Why do I think this is not a standalone? Well, the whole story hasn’t been told yet. By the end we’ve only just met the whole cast of characters. We know nothing about the primary antagonists, the Hierarchs, beyond that the characters are all survivors rebuilding in the wreckage left in their wake. We see the beginning of the revolution that throws down the Hierarchs and know its conclusion, and we know a little about the Rising World coalition, the political system that replaces it, but enormous chunks of the story have yet to be revealed. We do learn by the end who imprisoned Kai and Ziede and why, but that resolution only leaves open more questions.
So we end with a minor conclusion and a larger theme. This is why Witch King is a first volume, not a last, and there is a lot of story left to be told. We don’t even know why Kai is called the Witch King — yet.
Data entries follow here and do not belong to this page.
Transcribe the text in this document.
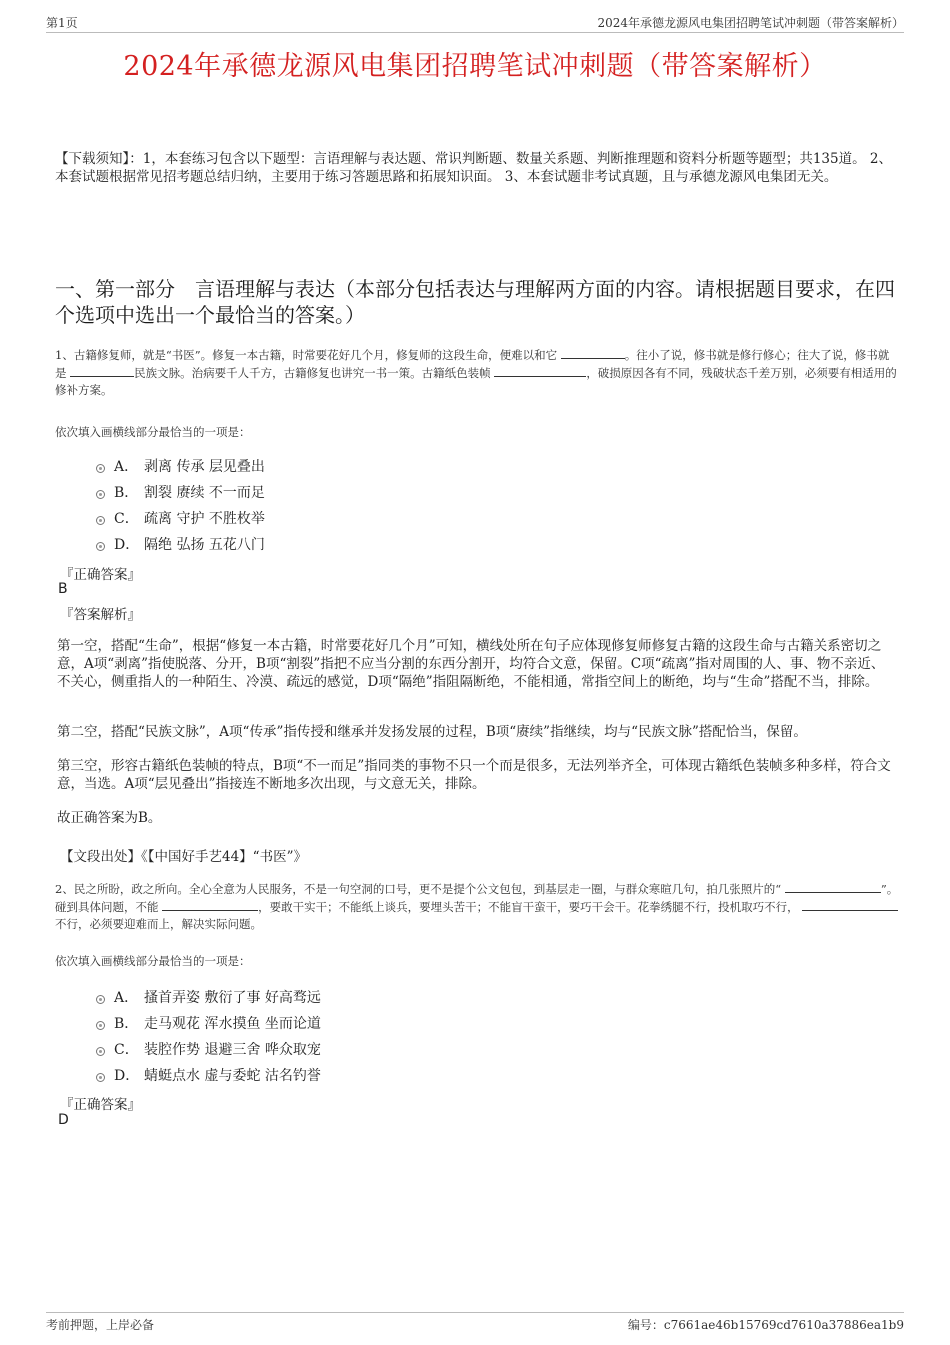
第1页	2024年承德龙源风电集团招聘笔试冲刺题（带答案解析）
2024年承德龙源风电集团招聘笔试冲刺题（带答案解析）
【下载须知】：1，本套练习包含以下题型：言语理解与表达题、常识判断题、数量关系题、判断推理题和资料分析题等题型；共135道。 2、本套试题根据常见招考题总结归纳，主要用于练习答题思路和拓展知识面。 3、本套试题非考试真题，且与承德龙源风电集团无关。
一、第一部分　言语理解与表达（本部分包括表达与理解两方面的内容。请根据题目要求，在四个选项中选出一个最恰当的答案。）
1、古籍修复师，就是“书医”。修复一本古籍，时常要花好几个月，修复师的这段生命，便难以和它	。往小了说，修书就是修行修心；往大了说，修书就是	民族文脉。治病要千人千方，古籍修复也讲究一书一策。古籍纸色装帧	，破损原因各有不同，残破状态千差万别，必须要有相适用的修补方案。
依次填入画横线部分最恰当的一项是：
A． 剥离 传承 层见叠出
B． 割裂 赓续 不一而足
C． 疏离 守护 不胜枚举
D． 隔绝 弘扬 五花八门
『正确答案』
B
『答案解析』
第一空，搭配“生命”，根据“修复一本古籍，时常要花好几个月”可知，横线处所在句子应体现修复师修复古籍的这段生命与古籍关系密切之意，A项“剥离”指使脱落、分开，B项“割裂”指把不应当分割的东西分割开，均符合文意，保留。C项“疏离”指对周围的人、事、物不亲近、不关心，侧重指人的一种陌生、冷漠、疏远的感觉，D项“隔绝”指阻隔断绝，不能相通，常指空间上的断绝，均与“生命”搭配不当，排除。
第二空，搭配“民族文脉”，A项“传承”指传授和继承并发扬发展的过程，B项“赓续”指继续，均与“民族文脉”搭配恰当，保留。
第三空，形容古籍纸色装帧的特点，B项“不一而足”指同类的事物不只一个而是很多，无法列举齐全，可体现古籍纸色装帧多种多样，符合文意，当选。A项“层见叠出”指接连不断地多次出现，与文意无关，排除。
故正确答案为B。
【文段出处】《【中国好手艺44】“书医”》
2、民之所盼，政之所向。全心全意为人民服务，不是一句空洞的口号，更不是提个公文包包，到基层走一圈，与群众寒暄几句，拍几张照片的“	”。碰到具体问题，不能	，要敢干实干；不能纸上谈兵，要埋头苦干；不能盲干蛮干，要巧干会干。花拳绣腿不行，投机取巧不行， 不行，必须要迎难而上，解决实际问题。
依次填入画横线部分最恰当的一项是：
A． 搔首弄姿 敷衍了事 好高骛远
B． 走马观花 浑水摸鱼 坐而论道
C． 装腔作势 退避三舍 哗众取宠
D． 蜻蜓点水 虚与委蛇 沽名钓誉
『正确答案』
D
考前押题，上岸必备	编号：c7661ae46b15769cd7610a37886ea1b9
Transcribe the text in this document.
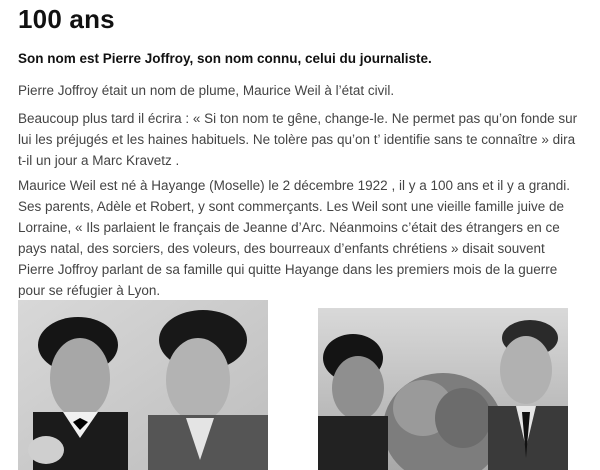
100 ans

Son nom est Pierre Joffroy, son nom connu, celui du journaliste.

Pierre Joffroy était un nom de plume, Maurice Weil à l’état civil.

Beaucoup plus tard il écrira : « Si ton nom te gêne, change-le. Ne permet pas qu’on fonde sur lui les préjugés et les haines habituels. Ne tolère pas qu’on t’ identifie sans te connaître » dira t-il un jour a Marc Kravetz .

Maurice Weil est né à Hayange (Moselle) le 2 décembre 1922 , il y a 100 ans et il y a grandi. Ses parents, Adèle et Robert, y sont commerçants. Les Weil sont une vieille famille juive de Lorraine, « Ils parlaient le français de Jeanne d’Arc. Néanmoins c’était des étrangers en ce pays natal, des sorciers, des voleurs, des bourreaux d’enfants chrétiens » disait souvent Pierre Joffroy parlant de sa famille qui quitte Hayange dans les premiers mois de la guerre pour se réfugier à Lyon.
The world that Wells draws here is exactly opposite of the one she creates for the Murderbot universe. There, it’s all metal and polycarbonates. Here, it’s dust and mud and woodsmoke. The characters feel particularly rooted in the details of their cultures — their differences and distinctions in class and caste, their clothing and food, their methods of travel, their trauma and its lingering effects, characters major and minor struggling to figure out who can be trusted and how far.
You might be tempted to wait until the series is finished and then read it in one gulp, but one thing I’ve learned over the years is the pleasure of anticipation. I don’t want the whole thing all at once; it’s good to keep something in reserve. And if, by chance, Wells doesn’t return to this unnamed universe of the Rising World, it’s been a good visit, and I’m glad to have been there.
* The Wheel of the Infinite is currently out of print, but available in second-hand venues. The Books of the Raksura, Ile-Rien, and Murderbot are series that you can find by their individual titles.